I think I've found the root cause. Application entry point is int main(int argc, char** argv) { which causes file name to become of type char *.

In my tests, multibyte filename information are lost... and replaced by garbage. This causes (especially but not only) arg_parse library to fail.

I think that's the main reason Visual Studio offers TCHAR type and wmain(...) entry points. Supporting that situation may become a tricky job to be done.

But possibly I am entirely wrong... I am simply not smart enough to work with MBCS/Unicode/ANSI.

f8ttyc8t avatar Jan 26 '18 20:01 f8ttyc8t

Hmmmm.....

char * is simply a sequence of bytes, so it is technically capable of storing anything. Which is why it is so easily used in so many places. It allows main() and arg_parse() to work properly with multibyte characters on Mac (and presumably *nix). Curious that it doesn't work on windows. But nothing new there.... ;)

Maybe one day I'll get really bored and try to put together a Windows development environment to be able to dig into this myself, but that seems like such a colossal headache and waste of time.... :(

I will leave this open for future reference. If anyone has a simple change that I should make that fixes this on Windows that does not involve "internally forking" the code into two separate methods, I am happy to include it.

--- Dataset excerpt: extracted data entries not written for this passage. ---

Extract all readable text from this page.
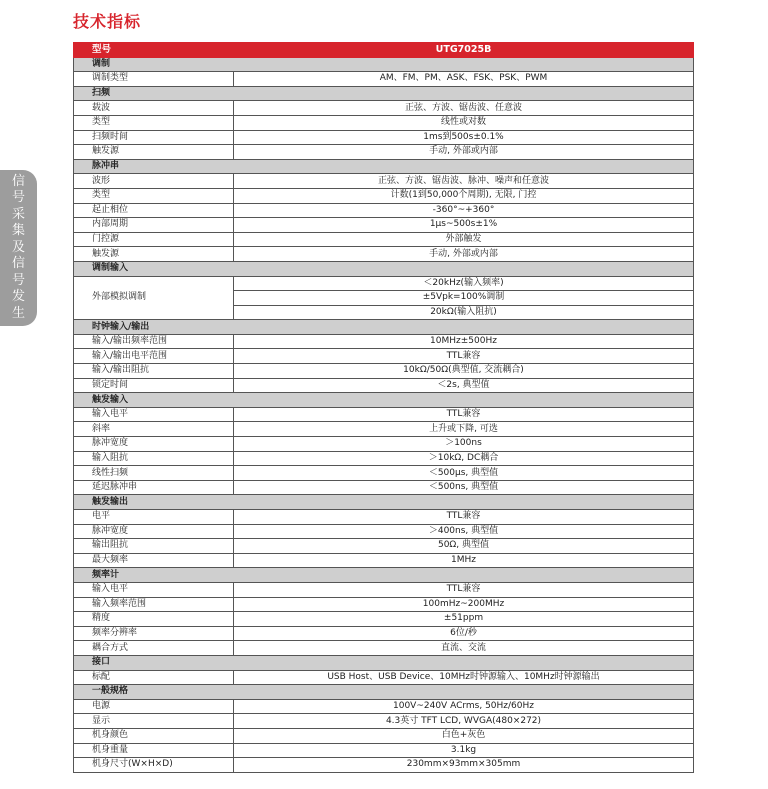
技术指标
信
号
采
集
及
信
号
发
生
型号	UTG7025B
调制	
调制类型	AM、FM、PM、ASK、FSK、PSK、PWM
扫频	
载波	正弦、方波、锯齿波、任意波
类型	线性或对数
扫频时间	1ms到500s±0.1%
触发源	手动, 外部或内部
脉冲串	
波形	正弦、方波、锯齿波、脉冲、噪声和任意波
类型	计数(1到50,000个周期), 无限, 门控
起止相位	-360°~+360°
内部周期	1μs~500s±1%
门控源	外部触发
触发源	手动, 外部或内部
调制输入	
外部模拟调制	＜20kHz(输入频率)
	±5Vpk=100%调制
	20kΩ(输入阻抗)
时钟输入/输出	
输入/输出频率范围	10MHz±500Hz
输入/输出电平范围	TTL兼容
输入/输出阻抗	10kΩ/50Ω(典型值, 交流耦合)
锁定时间	＜2s, 典型值
触发输入	
输入电平	TTL兼容
斜率	上升或下降, 可选
脉冲宽度	＞100ns
输入阻抗	＞10kΩ, DC耦合
线性扫频	＜500μs, 典型值
延迟脉冲串	＜500ns, 典型值
触发输出	
电平	TTL兼容
脉冲宽度	＞400ns, 典型值
输出阻抗	50Ω, 典型值
最大频率	1MHz
频率计	
输入电平	TTL兼容
输入频率范围	100mHz~200MHz
精度	±51ppm
频率分辨率	6位/秒
耦合方式	直流、交流
接口	
标配	USB Host、USB Device、10MHz时钟源输入、10MHz时钟源输出
一般规格	
电源	100V~240V ACrms, 50Hz/60Hz
显示	4.3英寸 TFT LCD, WVGA(480×272)
机身颜色	白色+灰色
机身重量	3.1kg
机身尺寸(W×H×D)	230mm×93mm×305mm
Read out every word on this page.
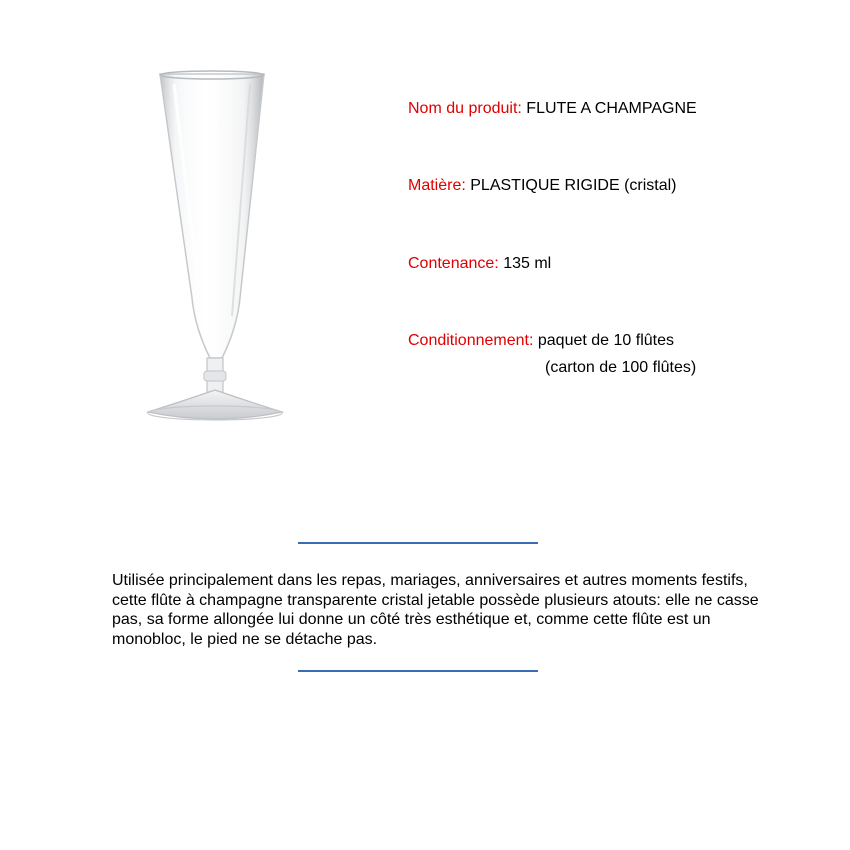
Nom du produit: FLUTE A CHAMPAGNE
Matière: PLASTIQUE RIGIDE (cristal)
Contenance: 135 ml
Conditionnement: paquet de 10 flûtes
(carton de 100 flûtes)

Utilisée principalement dans les repas, mariages, anniversaires et autres moments festifs, cette flûte à champagne transparente cristal jetable possède plusieurs atouts: elle ne casse pas, sa forme allongée lui donne un côté très esthétique et, comme cette flûte est un monobloc, le pied ne se détache pas.
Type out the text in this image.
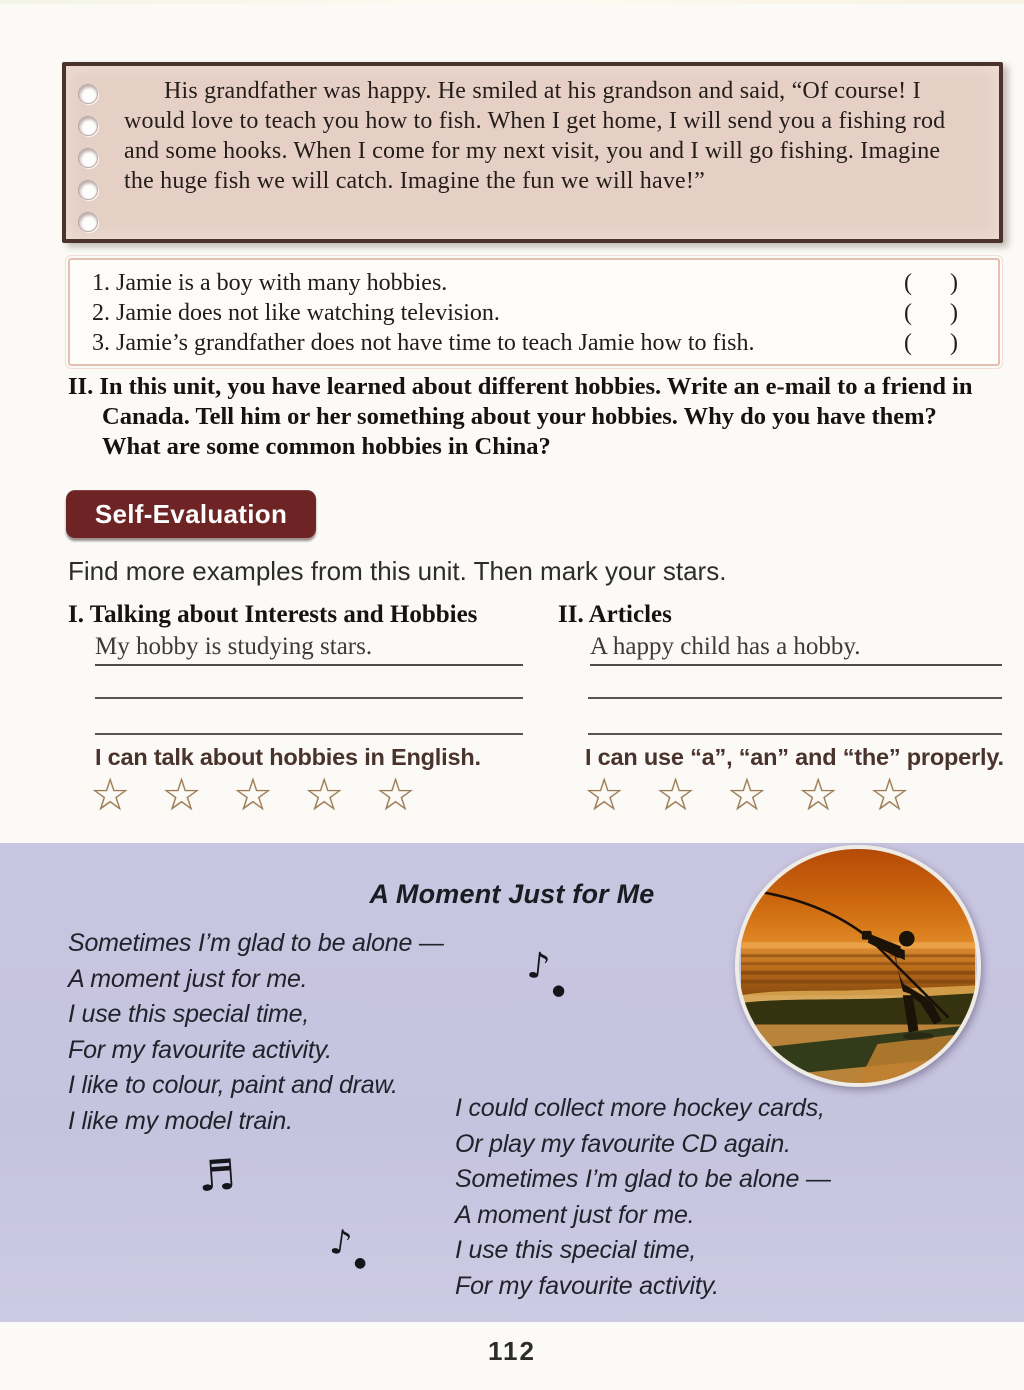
His grandfather was happy. He smiled at his grandson and said, “Of course! I would love to teach you how to fish. When I get home, I will send you a fishing rod and some hooks. When I come for my next visit, you and I will go fishing. Imagine the huge fish we will catch. Imagine the fun we will have!”

1. Jamie is a boy with many hobbies.	( )
2. Jamie does not like watching television.	( )
3. Jamie’s grandfather does not have time to teach Jamie how to fish.	( )

II. In this unit, you have learned about different hobbies. Write an e-mail to a friend in Canada. Tell him or her something about your hobbies. Why do you have them? What are some common hobbies in China?

Self-Evaluation

Find more examples from this unit. Then mark your stars.

I. Talking about Interests and Hobbies	II. Articles
My hobby is studying stars.	A happy child has a hobby.
I can talk about hobbies in English.	I can use “a”, “an” and “the” properly.
☆ ☆ ☆ ☆ ☆	☆ ☆ ☆ ☆ ☆
A Moment Just for Me
Sometimes I’m glad to be alone —
A moment just for me.
I use this special time,
For my favourite activity.
I like to colour, paint and draw.
I like my model train.	I could collect more hockey cards,
Or play my favourite CD again.
Sometimes I’m glad to be alone —
A moment just for me.
I use this special time,
For my favourite activity.
♪
●
♬
♪ ●
112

In the meantime, I guess the official answer is to either use ASCII character names, or to use the stdin approach with type file.md | multimarkdown.

Thanks to all!!!

fletcher avatar Jan 26 '18 21:01 fletcher

I'm not familiar with concerning of Windows' programming matter, but in Command Prompt at Japanese version, not Code Page 65001 (UTF-8) but Code Page 932 (so called Shift_JIS) seems to be generally used for file names.

CP932 (Shift_JIS) is well-known that a problem is prone to occur to character that includes character code 0x5C (i.e. backslash).

I don't know which code page is passed to the program (e.g. multimarkdown) as a file name (I guess it's either Shift_JIS or UTF-8), and I don't know how Windows programmers should deal with such a file name either.

So I think it's appropriate to use stdin approach that @fletcher says.

I'll try to attach the ZIP file mmdtmp.zip including MultiMarkdownの使い方.md. File encode of the MultiMarkdown file is UTF-8, and return code is CR LF.

croce1 avatar Jan 27 '18 11:01 croce1